WWW2025
GraphCSR: A Space and Time-Efficient Sparse Matrix Representation for Web-scale Graph Processing
Xinbiao Gan, Tiejun Li, Qiang Zhang, Guang Wu, Bo Yang, Chunye Gong, Jie Liu, Kai Lu
被引用 3 次
摘要
Graph data processing is essential for web-scale applications, including social networks, recommendation systems, and web of things (WoT) systems, where large, sparsely connected graphs dominate. Traditional sparse matrix storage formats like compressed sparse row (CSR) face significant memory and performance bottlenecks in distributed, federated, and edge-based computing environments, which are increasingly central to the web.
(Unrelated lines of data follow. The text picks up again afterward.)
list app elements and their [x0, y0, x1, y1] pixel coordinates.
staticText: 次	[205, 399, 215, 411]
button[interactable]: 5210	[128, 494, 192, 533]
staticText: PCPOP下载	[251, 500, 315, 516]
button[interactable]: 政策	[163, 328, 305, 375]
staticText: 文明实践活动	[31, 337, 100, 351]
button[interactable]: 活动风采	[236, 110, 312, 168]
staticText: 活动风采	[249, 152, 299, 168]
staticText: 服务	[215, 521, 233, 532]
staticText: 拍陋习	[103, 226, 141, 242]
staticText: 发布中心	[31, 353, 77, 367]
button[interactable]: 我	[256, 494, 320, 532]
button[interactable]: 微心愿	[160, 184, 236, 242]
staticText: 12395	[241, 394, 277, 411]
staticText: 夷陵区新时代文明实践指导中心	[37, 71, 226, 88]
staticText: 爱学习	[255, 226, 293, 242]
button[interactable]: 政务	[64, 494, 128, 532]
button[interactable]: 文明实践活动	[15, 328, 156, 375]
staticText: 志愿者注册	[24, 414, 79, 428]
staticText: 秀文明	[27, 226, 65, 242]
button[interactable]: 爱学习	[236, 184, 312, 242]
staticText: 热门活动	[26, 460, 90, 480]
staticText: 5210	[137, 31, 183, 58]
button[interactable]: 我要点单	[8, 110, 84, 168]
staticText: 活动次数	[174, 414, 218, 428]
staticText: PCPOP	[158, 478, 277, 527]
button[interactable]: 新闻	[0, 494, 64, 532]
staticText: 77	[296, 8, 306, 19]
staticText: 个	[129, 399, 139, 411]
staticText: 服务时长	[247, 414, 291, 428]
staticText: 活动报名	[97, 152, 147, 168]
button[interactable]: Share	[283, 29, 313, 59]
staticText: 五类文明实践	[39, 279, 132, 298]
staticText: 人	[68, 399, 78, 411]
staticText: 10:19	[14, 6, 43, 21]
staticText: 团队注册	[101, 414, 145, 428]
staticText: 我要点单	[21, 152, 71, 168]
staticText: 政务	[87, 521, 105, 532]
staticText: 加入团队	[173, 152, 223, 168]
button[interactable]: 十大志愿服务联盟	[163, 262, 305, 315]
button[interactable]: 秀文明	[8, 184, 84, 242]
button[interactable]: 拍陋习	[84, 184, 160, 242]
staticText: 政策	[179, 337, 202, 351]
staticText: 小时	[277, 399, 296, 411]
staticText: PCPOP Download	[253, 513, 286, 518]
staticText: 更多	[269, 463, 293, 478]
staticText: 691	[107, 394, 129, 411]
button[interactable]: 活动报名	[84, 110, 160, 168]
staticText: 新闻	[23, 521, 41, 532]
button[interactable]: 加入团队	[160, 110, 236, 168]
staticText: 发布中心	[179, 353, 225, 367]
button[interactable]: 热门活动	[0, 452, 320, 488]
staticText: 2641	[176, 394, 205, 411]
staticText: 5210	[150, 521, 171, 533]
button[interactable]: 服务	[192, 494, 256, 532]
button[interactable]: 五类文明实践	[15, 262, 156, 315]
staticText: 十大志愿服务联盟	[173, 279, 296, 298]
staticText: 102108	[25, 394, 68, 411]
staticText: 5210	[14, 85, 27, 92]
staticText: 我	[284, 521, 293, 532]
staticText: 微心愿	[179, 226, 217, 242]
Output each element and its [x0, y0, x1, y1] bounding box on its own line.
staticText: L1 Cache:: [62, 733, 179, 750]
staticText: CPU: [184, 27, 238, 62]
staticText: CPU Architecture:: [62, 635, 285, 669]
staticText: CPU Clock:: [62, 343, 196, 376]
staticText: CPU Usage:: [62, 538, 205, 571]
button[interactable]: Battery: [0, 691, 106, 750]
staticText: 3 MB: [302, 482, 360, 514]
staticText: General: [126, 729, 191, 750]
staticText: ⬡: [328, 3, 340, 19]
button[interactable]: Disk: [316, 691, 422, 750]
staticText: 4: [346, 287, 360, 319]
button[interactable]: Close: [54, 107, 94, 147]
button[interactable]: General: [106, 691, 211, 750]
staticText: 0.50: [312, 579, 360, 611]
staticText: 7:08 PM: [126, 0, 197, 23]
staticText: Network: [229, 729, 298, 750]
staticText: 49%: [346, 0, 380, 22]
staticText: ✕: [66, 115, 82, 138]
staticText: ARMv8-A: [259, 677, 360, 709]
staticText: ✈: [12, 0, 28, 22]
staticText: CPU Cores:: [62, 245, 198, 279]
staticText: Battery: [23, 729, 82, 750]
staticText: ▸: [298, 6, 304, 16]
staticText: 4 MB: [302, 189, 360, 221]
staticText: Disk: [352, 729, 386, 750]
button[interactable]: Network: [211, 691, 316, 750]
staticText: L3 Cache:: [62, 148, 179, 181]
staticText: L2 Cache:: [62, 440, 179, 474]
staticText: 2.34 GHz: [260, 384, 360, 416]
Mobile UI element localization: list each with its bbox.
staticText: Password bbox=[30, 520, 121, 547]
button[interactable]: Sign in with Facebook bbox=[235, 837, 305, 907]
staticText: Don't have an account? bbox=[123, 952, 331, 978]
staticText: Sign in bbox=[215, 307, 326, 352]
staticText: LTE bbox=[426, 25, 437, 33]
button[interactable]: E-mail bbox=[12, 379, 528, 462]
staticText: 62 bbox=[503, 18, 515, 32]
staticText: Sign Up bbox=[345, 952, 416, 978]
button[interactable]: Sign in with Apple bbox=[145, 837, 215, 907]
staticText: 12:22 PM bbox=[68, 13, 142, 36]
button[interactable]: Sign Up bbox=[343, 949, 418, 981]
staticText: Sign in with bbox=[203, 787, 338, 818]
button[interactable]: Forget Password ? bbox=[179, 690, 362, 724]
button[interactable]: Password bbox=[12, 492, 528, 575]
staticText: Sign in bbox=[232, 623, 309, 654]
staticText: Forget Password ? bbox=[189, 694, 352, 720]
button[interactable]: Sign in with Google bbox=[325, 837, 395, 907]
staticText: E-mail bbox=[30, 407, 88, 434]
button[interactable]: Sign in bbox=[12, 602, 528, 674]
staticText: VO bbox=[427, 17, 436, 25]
To address this challenge, we propose GraphCSR, a novel storage format that clusters vertices with identical edge degrees and stores only the starting index of each group. This approach minimizes memory overhead and facilitates batch memory access while enhancing overall performance, making it particularly suitable for federated systems and resource-constrained edge nodes. Our experiments across various graph operations and large datasets show that GraphCSR achieves considerable memory savings and performance gains of large-scale, distributed graph processing. When deployed GraphCSR on two production-grade supercomputers, demonstrating its potential for scaling web and WoT graph processing in large-scale distributed computing systems.